Hours and phone calls and legal contracts later, Carol walked back out to the lobby. All was dark and silent; she was the last to leave. Her shadow from the outside lights ran over the hideous ceramics perched on the secretary’s desk as she walked past. From her peripheral vision, she thought she saw movement and turned. Were they always staring right at her -no, that was silly- right at the door? Carol could have sworn Miss Bad Taste had arranged them facing each other.
If she hadn’t been the only person in the office, she’d have examined them more closely. She swallowed, and backed toward the outside door. The little, scowling cats and their neighboring scarecrow and crows remained stationary.
Carol exited and locked the door, glanced at the blinds to be certain they were closed, and walked to her car. *Clack* *Clat* *Clunk* echoed from her cheap shoes as they trod across the vacant lot. Her mind wholly on the ride home and the work that awaited her there, she did not think to look back.
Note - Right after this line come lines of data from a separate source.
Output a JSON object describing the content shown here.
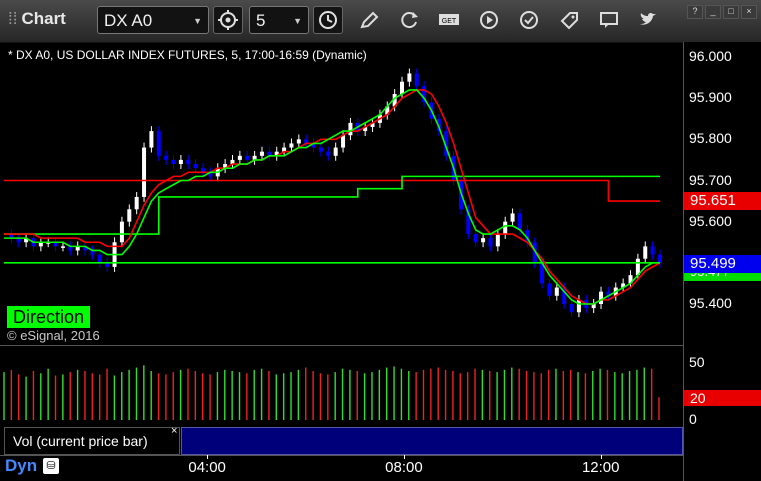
{
  "toolbar": {
    "title": "Chart",
    "symbol": "DX A0",
    "interval": "5",
    "get_label": "GET"
  },
  "chart": {
    "title": "* DX A0, US DOLLAR INDEX FUTURES, 5, 17:00-16:59 (Dynamic)",
    "direction_label": "Direction",
    "copyright": "© eSignal, 2016",
    "last_price_tag": "95.499",
    "upper_band_tag": "95.651",
    "lower_band_tag": "95.477",
    "volume_tag": "20",
    "study_label": "Vol (current price bar)",
    "close_symbol": "×",
    "footer_label": "Dyn",
    "colors": {
      "up_candle": "#ffffff",
      "down_candle": "#0000ff",
      "upper_line": "#ff0000",
      "lower_line": "#00ff00",
      "background": "#000000"
    }
  },
  "chart_data": [
    {
      "type": "line",
      "title": "* DX A0, US DOLLAR INDEX FUTURES, 5, 17:00-16:59 (Dynamic)",
      "y_ticks": [
        "96.000",
        "95.900",
        "95.800",
        "95.700",
        "95.600",
        "95.500",
        "95.400"
      ],
      "x_ticks": [
        "04:00",
        "08:00",
        "12:00"
      ],
      "ylim": [
        95.34,
        96.02
      ],
      "series": [
        {
          "values": [
            95.57,
            95.56,
            95.55,
            95.56,
            95.54,
            95.55,
            95.55,
            95.54,
            95.54,
            95.53,
            95.54,
            95.53,
            95.52,
            95.5,
            95.49,
            95.55,
            95.6,
            95.63,
            95.66,
            95.78,
            95.82,
            95.76,
            95.75,
            95.74,
            95.75,
            95.74,
            95.73,
            95.72,
            95.71,
            95.73,
            95.74,
            95.75,
            95.76,
            95.75,
            95.76,
            95.77,
            95.76,
            95.77,
            95.78,
            95.79,
            95.8,
            95.79,
            95.78,
            95.77,
            95.76,
            95.78,
            95.81,
            95.84,
            95.82,
            95.83,
            95.84,
            95.86,
            95.88,
            95.91,
            95.94,
            95.96,
            95.93,
            95.89,
            95.85,
            95.82,
            95.76,
            95.7,
            95.63,
            95.57,
            95.55,
            95.56,
            95.54,
            95.57,
            95.6,
            95.62,
            95.58,
            95.55,
            95.5,
            95.45,
            95.42,
            95.44,
            95.4,
            95.38,
            95.41,
            95.39,
            95.4,
            95.43,
            95.42,
            95.44,
            95.45,
            95.47,
            95.51,
            95.54,
            95.52,
            95.5
          ]
        },
        {
          "name": "",
          "values": [
            95.57,
            95.57,
            95.57,
            95.57,
            95.57,
            95.56,
            95.56,
            95.56,
            95.56,
            95.56,
            95.56,
            95.55,
            95.55,
            95.55,
            95.54,
            95.54,
            95.54,
            95.56,
            95.6,
            95.64,
            95.67,
            95.69,
            95.7,
            95.71,
            95.71,
            95.72,
            95.72,
            95.72,
            95.72,
            95.73,
            95.73,
            95.74,
            95.74,
            95.74,
            95.75,
            95.75,
            95.76,
            95.76,
            95.77,
            95.77,
            95.78,
            95.79,
            95.79,
            95.8,
            95.8,
            95.8,
            95.81,
            95.82,
            95.82,
            95.83,
            95.84,
            95.85,
            95.86,
            95.88,
            95.9,
            95.91,
            95.92,
            95.92,
            95.91,
            95.88,
            95.84,
            95.79,
            95.73,
            95.67,
            95.61,
            95.59,
            95.57,
            95.57,
            95.57,
            95.57,
            95.56,
            95.55,
            95.53,
            95.51,
            95.48,
            95.46,
            95.44,
            95.42,
            95.41,
            95.4,
            95.4,
            95.41,
            95.41,
            95.42,
            95.43,
            95.44,
            95.46,
            95.48,
            95.49,
            95.5
          ]
        },
        {
          "name": "",
          "values": [
            95.56,
            95.56,
            95.56,
            95.56,
            95.55,
            95.55,
            95.55,
            95.55,
            95.55,
            95.54,
            95.54,
            95.54,
            95.53,
            95.53,
            95.52,
            95.52,
            95.52,
            95.54,
            95.57,
            95.61,
            95.65,
            95.67,
            95.68,
            95.69,
            95.7,
            95.7,
            95.71,
            95.71,
            95.72,
            95.72,
            95.73,
            95.73,
            95.74,
            95.74,
            95.75,
            95.75,
            95.76,
            95.76,
            95.76,
            95.77,
            95.78,
            95.78,
            95.79,
            95.79,
            95.8,
            95.81,
            95.82,
            95.82,
            95.83,
            95.84,
            95.85,
            95.86,
            95.88,
            95.9,
            95.91,
            95.92,
            95.92,
            95.9,
            95.87,
            95.83,
            95.78,
            95.73,
            95.67,
            95.62,
            95.58,
            95.57,
            95.57,
            95.58,
            95.59,
            95.59,
            95.58,
            95.56,
            95.53,
            95.5,
            95.47,
            95.45,
            95.43,
            95.41,
            95.4,
            95.4,
            95.4,
            95.41,
            95.42,
            95.43,
            95.44,
            95.45,
            95.47,
            95.49,
            95.5,
            95.5
          ]
        },
        {
          "name": "",
          "values": [
            95.7,
            95.7,
            95.7,
            95.7,
            95.7,
            95.7,
            95.7,
            95.7,
            95.7,
            95.7,
            95.7,
            95.7,
            95.7,
            95.7,
            95.7,
            95.7,
            95.7,
            95.7,
            95.7,
            95.7,
            95.7,
            95.7,
            95.7,
            95.7,
            95.7,
            95.7,
            95.7,
            95.7,
            95.7,
            95.7,
            95.7,
            95.7,
            95.7,
            95.7,
            95.7,
            95.7,
            95.7,
            95.7,
            95.7,
            95.7,
            95.7,
            95.7,
            95.7,
            95.7,
            95.7,
            95.7,
            95.7,
            95.7,
            95.7,
            95.7,
            95.7,
            95.7,
            95.7,
            95.7,
            95.7,
            95.7,
            95.7,
            95.7,
            95.7,
            95.7,
            95.7,
            95.7,
            95.7,
            95.7,
            95.7,
            95.7,
            95.7,
            95.7,
            95.7,
            95.7,
            95.7,
            95.7,
            95.7,
            95.7,
            95.7,
            95.7,
            95.7,
            95.7,
            95.7,
            95.7,
            95.7,
            95.7,
            95.65,
            95.65,
            95.65,
            95.65,
            95.65,
            95.65,
            95.65,
            95.65
          ]
        },
        {
          "name": "",
          "values": [
            95.57,
            95.57,
            95.57,
            95.57,
            95.57,
            95.57,
            95.57,
            95.57,
            95.57,
            95.57,
            95.57,
            95.57,
            95.57,
            95.57,
            95.57,
            95.57,
            95.57,
            95.57,
            95.57,
            95.57,
            95.57,
            95.66,
            95.66,
            95.66,
            95.66,
            95.66,
            95.66,
            95.66,
            95.66,
            95.66,
            95.66,
            95.66,
            95.66,
            95.66,
            95.66,
            95.66,
            95.66,
            95.66,
            95.66,
            95.66,
            95.66,
            95.66,
            95.66,
            95.66,
            95.66,
            95.66,
            95.66,
            95.66,
            95.68,
            95.68,
            95.68,
            95.68,
            95.68,
            95.68,
            95.71,
            95.71,
            95.71,
            95.71,
            95.71,
            95.71,
            95.71,
            95.71,
            95.71,
            95.71,
            95.71,
            95.71,
            95.71,
            95.71,
            95.71,
            95.71,
            95.71,
            95.71,
            95.71,
            95.71,
            95.71,
            95.71,
            95.71,
            95.71,
            95.71,
            95.71,
            95.71,
            95.71,
            95.71,
            95.71,
            95.71,
            95.71,
            95.71,
            95.71,
            95.71,
            95.71
          ]
        },
        {
          "name": "",
          "values": [
            95.5,
            95.5,
            95.5,
            95.5,
            95.5,
            95.5,
            95.5,
            95.5,
            95.5,
            95.5,
            95.5,
            95.5,
            95.5,
            95.5,
            95.5,
            95.5,
            95.5,
            95.5,
            95.5,
            95.5,
            95.5,
            95.5,
            95.5,
            95.5,
            95.5,
            95.5,
            95.5,
            95.5,
            95.5,
            95.5,
            95.5,
            95.5,
            95.5,
            95.5,
            95.5,
            95.5,
            95.5,
            95.5,
            95.5,
            95.5,
            95.5,
            95.5,
            95.5,
            95.5,
            95.5,
            95.5,
            95.5,
            95.5,
            95.5,
            95.5,
            95.5,
            95.5,
            95.5,
            95.5,
            95.5,
            95.5,
            95.5,
            95.5,
            95.5,
            95.5,
            95.5,
            95.5,
            95.5,
            95.5,
            95.5,
            95.5,
            95.5,
            95.5,
            95.5,
            95.5,
            95.5,
            95.5,
            95.5,
            95.5,
            95.5,
            95.5,
            95.5,
            95.5,
            95.5,
            95.5,
            95.5,
            95.5,
            95.5,
            95.5,
            95.5,
            95.5,
            95.5,
            95.5,
            95.5,
            95.5
          ]
        }
      ]
    },
    {
      "type": "bar",
      "y_ticks": [
        "50",
        "0"
      ],
      "ylim": [
        0,
        60
      ],
      "values": [
        42,
        44,
        40,
        38,
        43,
        41,
        45,
        39,
        40,
        42,
        44,
        43,
        41,
        40,
        45,
        39,
        42,
        44,
        46,
        48,
        43,
        41,
        40,
        42,
        44,
        45,
        43,
        41,
        40,
        42,
        44,
        43,
        42,
        41,
        44,
        45,
        43,
        40,
        41,
        42,
        44,
        46,
        43,
        41,
        40,
        42,
        45,
        44,
        43,
        41,
        42,
        44,
        46,
        47,
        45,
        43,
        42,
        44,
        45,
        46,
        44,
        43,
        41,
        42,
        45,
        44,
        43,
        42,
        44,
        46,
        45,
        43,
        42,
        41,
        44,
        45,
        43,
        44,
        42,
        41,
        43,
        45,
        44,
        42,
        41,
        43,
        44,
        46,
        45,
        20
      ]
    }
  ]
}
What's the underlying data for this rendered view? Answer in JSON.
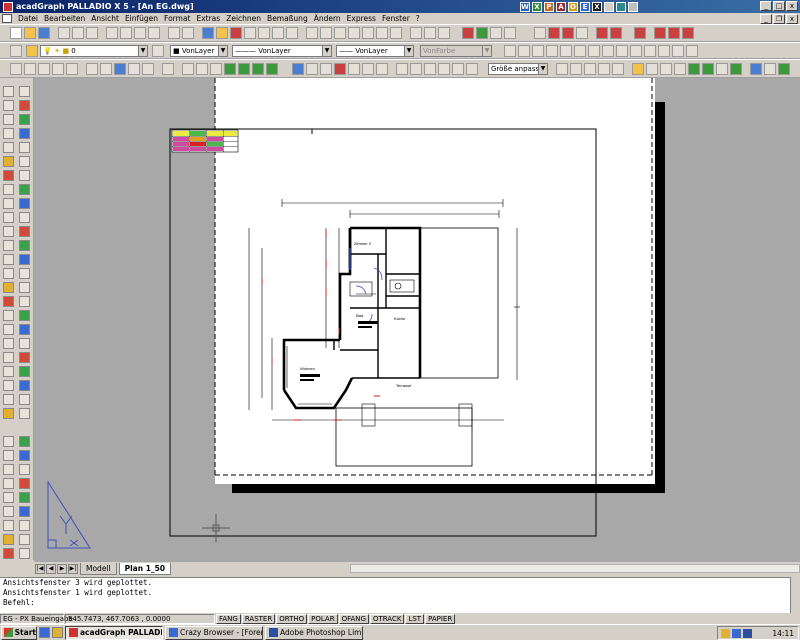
{
  "window": {
    "title": "acadGraph PALLADIO X 5 - [An EG.dwg]"
  },
  "title_tray_icons": [
    "W",
    "X",
    "P",
    "A",
    "O",
    "E",
    "X"
  ],
  "menu": [
    "Datei",
    "Bearbeiten",
    "Ansicht",
    "Einfügen",
    "Format",
    "Extras",
    "Zeichnen",
    "Bemaßung",
    "Ändern",
    "Express",
    "Fenster",
    "?"
  ],
  "properties_bar": {
    "layer": "0",
    "color": "VonLayer",
    "linetype": "VonLayer",
    "lineweight": "VonLayer",
    "plotstyle": "VonFarbe"
  },
  "zoom_combo": "Größe anpassen",
  "drawing": {
    "labels": {
      "room_zimmer": "Zimmer 3",
      "room_bad": "Bad",
      "room_kueche": "Küche",
      "room_wohnen": "Wohnen",
      "room_terrasse": "Terrasse"
    }
  },
  "layout_tabs": {
    "model": "Modell",
    "layout": "Plan 1_50"
  },
  "command_lines": [
    "Ansichtsfenster 3 wird geplottet.",
    "Ansichtsfenster 1 wird geplottet."
  ],
  "command_prompt": "Befehl:",
  "status": {
    "project": "EG - PX Baueingabe",
    "coords": "545.7473, 467.7063 , 0.0000",
    "toggles": [
      "FANG",
      "RASTER",
      "ORTHO",
      "POLAR",
      "OFANG",
      "OTRACK",
      "LST",
      "PAPIER"
    ]
  },
  "taskbar": {
    "start": "Start",
    "tasks": [
      "acadGraph PALLADIO ...",
      "Crazy Browser - [Foren a...",
      "Adobe Photoshop Limited ..."
    ],
    "clock": "14:11"
  }
}
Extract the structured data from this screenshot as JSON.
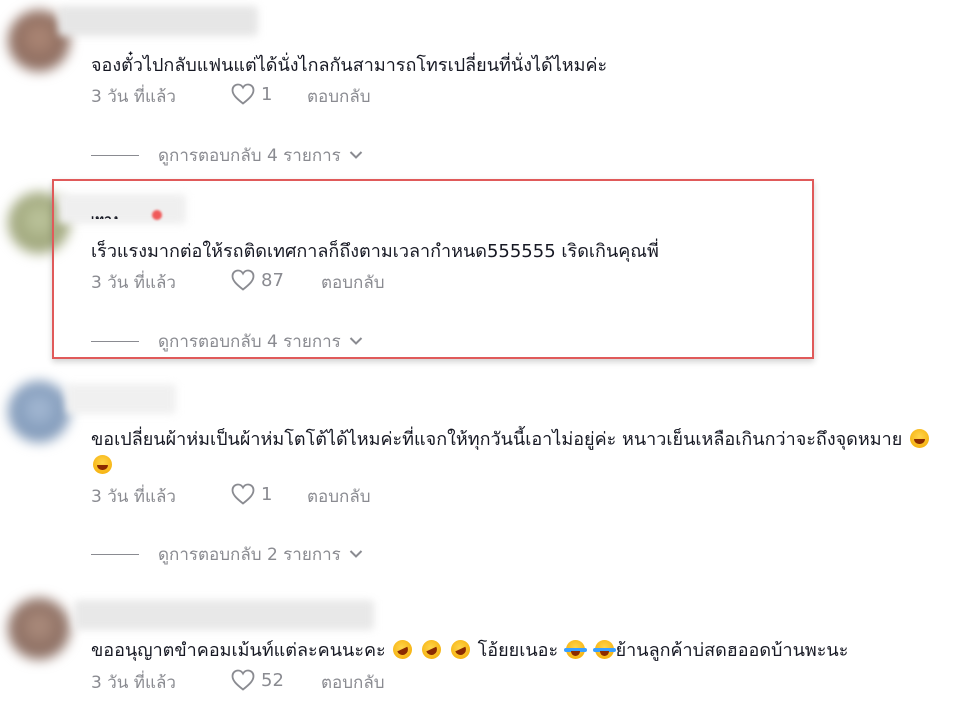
{
  "comments": [
    {
      "text": "จองตั๋วไปกลับแฟนแต่ได้นั่งไกลกันสามารถโทรเปลี่ยนที่นั่งได้ไหมค่ะ",
      "time": "3 วัน ที่แล้ว",
      "likes": "1",
      "reply_label": "ตอบกลับ",
      "view_replies": "ดูการตอบกลับ 4 รายการ"
    },
    {
      "username_partial": "เทอง",
      "text": "เร็วแรงมากต่อให้รถติดเทศกาลก็ถึงตามเวลากำหนด555555 เริดเกินคุณพี่",
      "time": "3 วัน ที่แล้ว",
      "likes": "87",
      "reply_label": "ตอบกลับ",
      "view_replies": "ดูการตอบกลับ 4 รายการ"
    },
    {
      "text": "ขอเปลี่ยนผ้าห่มเป็นผ้าห่มโตโต้ได้ไหมค่ะที่แจกให้ทุกวันนี้เอาไม่อยู่ค่ะ หนาวเย็นเหลือเกินกว่าจะถึงจุดหมาย",
      "time": "3 วัน ที่แล้ว",
      "likes": "1",
      "reply_label": "ตอบกลับ",
      "view_replies": "ดูการตอบกลับ 2 รายการ"
    },
    {
      "text_part1": "ขออนุญาตขำคอมเม้นท์แต่ละคนนะคะ",
      "text_part2": "โอ้ยยเนอะ",
      "text_part3": "ย้านลูกค้าบ่สดฮออดบ้านพะนะ",
      "time": "3 วัน ที่แล้ว",
      "likes": "52",
      "reply_label": "ตอบกลับ"
    }
  ],
  "icons": {
    "like": "heart-outline-icon",
    "expand": "chevron-down-icon",
    "emoji_grin": "grinning-squinting-face-emoji",
    "emoji_rofl": "rolling-on-floor-laughing-emoji",
    "emoji_joy": "face-with-tears-of-joy-emoji"
  },
  "colors": {
    "text": "#161823",
    "meta": "#8a8b91",
    "highlight_border": "#e05a5a"
  }
}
She started the car, and shifted into reverse. The radio was playing garbage again; she set it to scan. Her headlights swept a glare across the windowed office front as she pulled out of the narrow parking space.
The swirling numbers of the radio dial settled on the station she’d found that morning, just as the blinds closed back together in the dark office window, and just as Carol pulled out onto the street.